There is an army of 1,700 TTC volunteer workers divided amongst the 23 designated TTC Games transportation hubs in blue smocks and caps. Understanding crowds and station operations proved to be two most important factors in ensuring seamless Pan Am traffic, as stated by the TTC Deputy CEO. The TTC has also added several bus routes to cover the seven venues in its service area, as well as providing subway services extra early at 6 a.m. on July 19 and 26 in order to accommodate heavier passenger counts during the opening and closing of the Games. The TTC has also introduced a smartphone friendly digital platform to allow customers to purchase passes using their credit card.

Metrolinx (the crown agency that manages and integrates road transport and public transportation in the Greater Toronto and Hamilton Area) has also made effective changes to benefit visitors to the Games. Like the TTC, Metrolinx has employed 200 extra personnel to help the public with way-finding on public transit. They’ve also added extra GO Transit (a division of Metrolinx) trips to the Hamilton venue, along with shuttle buses to transport spectators from the GO station to the venue. In addition to 14 other participating public transit and specialized transit systems, Metrolinx has offered free public transit for Pan Am and ParaPan Am Games ticket holders.  

Beyond public and government agencies, the Games have also implemented numerous initiatives to help guide passengers through the transit network in the GTA. The Games Transit Network graphic (shown below) was created by MTO to help guide visitors to venues via multiple transportation options. Meaningful efforts by agencies and smart transportation planning have ensured a smooth flow of passenger traffic throughout the games, contributing to Toronto’s success as the host city.    

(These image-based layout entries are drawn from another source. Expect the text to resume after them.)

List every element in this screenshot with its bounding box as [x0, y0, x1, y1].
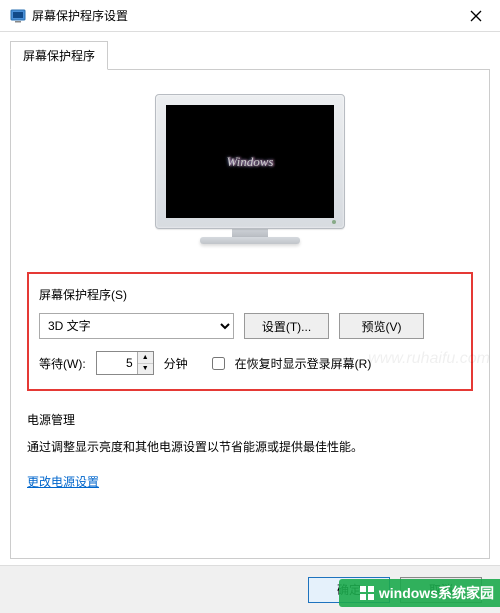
- window-title: 屏幕保护程序设置: [32, 7, 456, 24]
- monitor-screen: Windows: [166, 105, 334, 218]
- close-icon: [470, 10, 482, 22]
- spinbox-up-button[interactable]: ▲: [138, 352, 153, 364]
- monitor-power-led-icon: [332, 220, 336, 224]
- resume-login-checkbox[interactable]: [212, 357, 225, 370]
- tab-screensaver[interactable]: 屏幕保护程序: [10, 41, 108, 70]
- screensaver-group: 屏幕保护程序(S) 3D 文字 设置(T)... 预览(V) 等待(W): ▲ …: [27, 272, 473, 391]
- settings-button[interactable]: 设置(T)...: [244, 313, 329, 339]
- close-button[interactable]: [456, 0, 496, 32]
- spinbox-down-button[interactable]: ▼: [138, 364, 153, 375]
- wait-label: 等待(W):: [39, 355, 86, 372]
- power-section: 电源管理 通过调整显示亮度和其他电源设置以节省能源或提供最佳性能。 更改电源设置: [27, 411, 473, 491]
- monitor-frame: Windows: [155, 94, 345, 229]
- resume-login-label: 在恢复时显示登录屏幕(R): [235, 355, 372, 372]
- screensaver-select[interactable]: 3D 文字: [39, 313, 234, 339]
- site-watermark-text: windows系统家园: [379, 583, 494, 603]
- wait-minutes-input[interactable]: [97, 352, 137, 374]
- power-section-title: 电源管理: [27, 411, 473, 428]
- monitor-stand-base: [200, 237, 300, 244]
- screensaver-preview-text: Windows: [227, 154, 274, 170]
- preview-button[interactable]: 预览(V): [339, 313, 424, 339]
- monitor-preview: Windows: [27, 94, 473, 244]
- windows-logo-icon: [359, 585, 375, 601]
- app-icon: [10, 8, 26, 24]
- tab-bar: 屏幕保护程序: [0, 32, 500, 69]
- wait-unit-label: 分钟: [164, 355, 188, 372]
- tab-content: Windows 屏幕保护程序(S) 3D 文字 设置(T)... 预览(V) 等…: [10, 69, 490, 559]
- screensaver-group-label: 屏幕保护程序(S): [39, 286, 461, 303]
- titlebar: 屏幕保护程序设置: [0, 0, 500, 32]
- change-power-settings-link[interactable]: 更改电源设置: [27, 475, 99, 489]
- site-watermark: windows系统家园: [339, 579, 500, 607]
- wait-minutes-spinbox[interactable]: ▲ ▼: [96, 351, 154, 375]
- monitor-stand-neck: [232, 229, 268, 237]
- power-section-text: 通过调整显示亮度和其他电源设置以节省能源或提供最佳性能。: [27, 438, 473, 455]
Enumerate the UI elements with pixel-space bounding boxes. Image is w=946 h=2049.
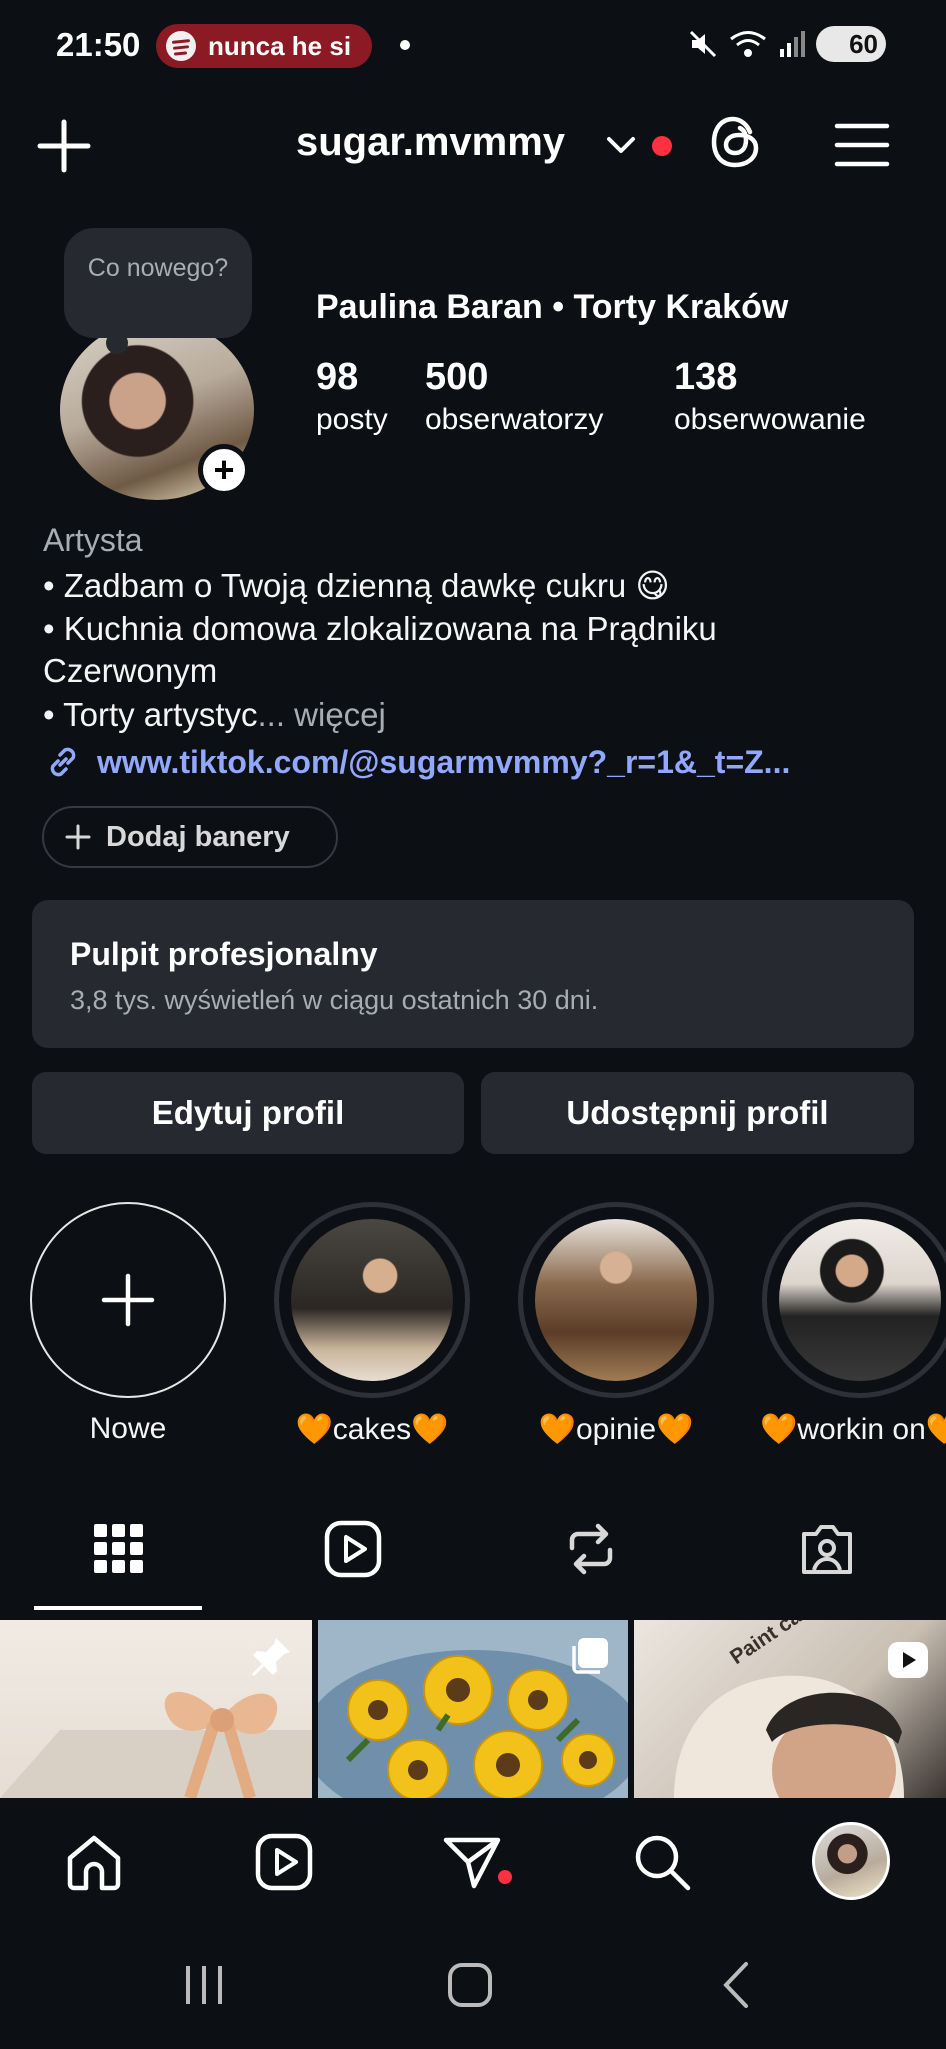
send-icon[interactable] <box>440 1830 504 1894</box>
plus-icon <box>101 1273 155 1327</box>
recents-icon[interactable] <box>174 1960 234 2010</box>
bio-line-truncated: • Torty artystyc... więcej <box>43 696 386 733</box>
threads-icon[interactable] <box>706 112 766 172</box>
post-thumbnail[interactable] <box>0 1620 312 1798</box>
highlight-label: 🧡opinie🧡 <box>538 1413 694 1446</box>
highlight-ring <box>30 1202 226 1398</box>
plus-icon <box>65 824 91 850</box>
highlight-ring <box>762 1202 946 1398</box>
pin-icon <box>252 1638 290 1676</box>
signal-icon <box>780 31 805 57</box>
highlight-cover <box>291 1219 453 1381</box>
active-tab-indicator <box>34 1606 202 1610</box>
mute-icon <box>689 30 717 58</box>
bio-line: Czerwonym <box>43 652 218 689</box>
battery-indicator: 60 <box>816 26 886 62</box>
highlight-ring <box>274 1202 470 1398</box>
tagged-icon[interactable] <box>796 1518 858 1580</box>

From Sydney 2000, Beijing 2008, the 2011 Rugby World Cup in New Zealand, and the 2012 London Games, WSP | Parsons Brinckerhoff has been involved in numerous Olympics and world tournaments, working on elements such as recreational facilities and transport. In 2010, WSP | Parsons Brinckerhoff assisted Transport for London—with the objective of transporting athletes to their event as efficiently as possible—in the design, build and operation of the Olympic and Paralympic Route Networks (ORN/PRN). Commute times on the ORN were 30 percent quicker, and system disruption across London was down 20 percent. Similarly, successful operation of the PRN secured a journey time reliability of 97.8 percent. As a result, the ORN/PRN won the prestigious ‘Most Outstanding Contribution to London’ Award at the ICE London Civil Engineering Award in 2013.